The tree was later incorporated into the grounds of what became the former London Chest Hospital, where it survived being bombed down to almost a stump in 1941 in an explosion which killed 30 people.
But Tower Hamlets council has granted planning permission for the site to be turned into almost 300 flats.
Developer Crest Nicholson said it will dig up and replant the elderly tree at the front of the development.
However campaigners say the move will kill the black mulberry, which is already split and scared.
Dame Judy Dench said: “The thought of the 400-year-old Bethnal Green Mulberry Tree being dug up to build a block of flats fills me with horror. This pandemic has taught us that we should respect nature not destroy it."
The East End Preservation Society and chair of the East London Garden Society Geoffrey Juden have been fighting for more than three years to save the tree and have now been granted a judicial review to challenge the council’s decision to grant planning permission.

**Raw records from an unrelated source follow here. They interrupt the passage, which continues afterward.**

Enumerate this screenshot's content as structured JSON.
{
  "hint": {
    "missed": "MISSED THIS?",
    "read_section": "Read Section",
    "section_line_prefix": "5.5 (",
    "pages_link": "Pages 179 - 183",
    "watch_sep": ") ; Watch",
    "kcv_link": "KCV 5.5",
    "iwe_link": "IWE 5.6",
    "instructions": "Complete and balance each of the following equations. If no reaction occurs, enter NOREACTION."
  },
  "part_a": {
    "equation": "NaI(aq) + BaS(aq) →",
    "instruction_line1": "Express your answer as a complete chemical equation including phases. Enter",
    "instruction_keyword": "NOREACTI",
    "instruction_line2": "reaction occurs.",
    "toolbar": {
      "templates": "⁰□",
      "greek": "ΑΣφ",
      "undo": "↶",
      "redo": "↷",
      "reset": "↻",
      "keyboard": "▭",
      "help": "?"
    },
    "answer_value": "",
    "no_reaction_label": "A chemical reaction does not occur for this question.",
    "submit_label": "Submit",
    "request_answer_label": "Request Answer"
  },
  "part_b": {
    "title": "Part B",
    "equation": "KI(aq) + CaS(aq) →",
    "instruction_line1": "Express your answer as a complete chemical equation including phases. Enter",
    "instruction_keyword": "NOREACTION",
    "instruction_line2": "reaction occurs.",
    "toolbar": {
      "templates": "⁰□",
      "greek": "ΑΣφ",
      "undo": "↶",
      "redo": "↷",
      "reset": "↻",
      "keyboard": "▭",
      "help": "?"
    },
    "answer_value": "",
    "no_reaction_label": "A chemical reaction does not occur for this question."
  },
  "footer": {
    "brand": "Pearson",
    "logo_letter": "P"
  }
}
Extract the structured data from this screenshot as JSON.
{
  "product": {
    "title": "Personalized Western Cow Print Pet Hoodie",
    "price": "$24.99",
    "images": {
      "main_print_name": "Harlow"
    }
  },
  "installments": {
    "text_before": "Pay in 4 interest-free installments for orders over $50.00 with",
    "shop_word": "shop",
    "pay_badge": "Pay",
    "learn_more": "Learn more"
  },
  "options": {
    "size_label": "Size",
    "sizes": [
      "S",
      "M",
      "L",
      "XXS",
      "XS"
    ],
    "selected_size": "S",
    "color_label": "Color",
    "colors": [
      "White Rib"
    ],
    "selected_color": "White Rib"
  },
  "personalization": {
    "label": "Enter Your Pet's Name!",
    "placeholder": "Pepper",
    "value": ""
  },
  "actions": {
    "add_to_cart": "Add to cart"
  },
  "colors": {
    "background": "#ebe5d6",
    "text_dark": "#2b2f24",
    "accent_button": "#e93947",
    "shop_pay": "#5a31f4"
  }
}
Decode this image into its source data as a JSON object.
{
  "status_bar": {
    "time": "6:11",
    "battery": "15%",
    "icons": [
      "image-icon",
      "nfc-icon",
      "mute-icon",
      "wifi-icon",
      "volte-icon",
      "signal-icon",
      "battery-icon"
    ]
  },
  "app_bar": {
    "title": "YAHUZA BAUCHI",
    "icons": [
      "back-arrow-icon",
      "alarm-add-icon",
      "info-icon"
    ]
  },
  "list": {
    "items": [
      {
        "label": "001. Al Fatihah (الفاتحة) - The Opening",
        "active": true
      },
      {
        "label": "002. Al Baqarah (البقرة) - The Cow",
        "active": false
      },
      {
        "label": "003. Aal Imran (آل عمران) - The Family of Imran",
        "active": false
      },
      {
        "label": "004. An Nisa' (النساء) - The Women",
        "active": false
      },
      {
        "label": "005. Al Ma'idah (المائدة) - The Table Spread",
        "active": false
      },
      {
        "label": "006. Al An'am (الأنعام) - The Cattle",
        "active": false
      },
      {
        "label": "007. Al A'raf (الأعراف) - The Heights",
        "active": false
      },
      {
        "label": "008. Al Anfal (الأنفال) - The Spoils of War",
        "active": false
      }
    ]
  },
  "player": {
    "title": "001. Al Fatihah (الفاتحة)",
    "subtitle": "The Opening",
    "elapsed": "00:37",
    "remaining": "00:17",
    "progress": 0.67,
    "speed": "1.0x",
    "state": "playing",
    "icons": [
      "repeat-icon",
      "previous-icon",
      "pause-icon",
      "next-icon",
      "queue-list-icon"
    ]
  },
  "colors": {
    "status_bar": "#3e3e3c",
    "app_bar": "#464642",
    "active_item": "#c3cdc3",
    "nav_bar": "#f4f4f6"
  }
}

They have raised more than £10,000 to fund the legal action. Those donating more than £100 receive a cutting of Shakespeare’s Mulberry Tree, which was planted in Stratford Upon Avon by the poet in 1610.
Mr Juden said they were "overjoyed that our case has been granted a Judicial Review by the High Court".
“We understand there is currently a pressing need for genuinely affordable housing in Bethnal Green but we also recognise a responsibility to future generations," he said.
Crest Nicholson has said it wants to bring the currently “derelict site” back to active use and there will be “extensive tree planting” in the new development.
The Mulberry tree will be picked up by the entire root base of the tree and “replanted it in its entirety”.
Cuttings from the Mulberry will be donated to schools and communities.
A Tower Hamlets council spokesman said the tree would be moved to the front lawn of the new development where it could be accessed and seen by the public.
A spokesman added: “The council will be defending its decision in the High Court.”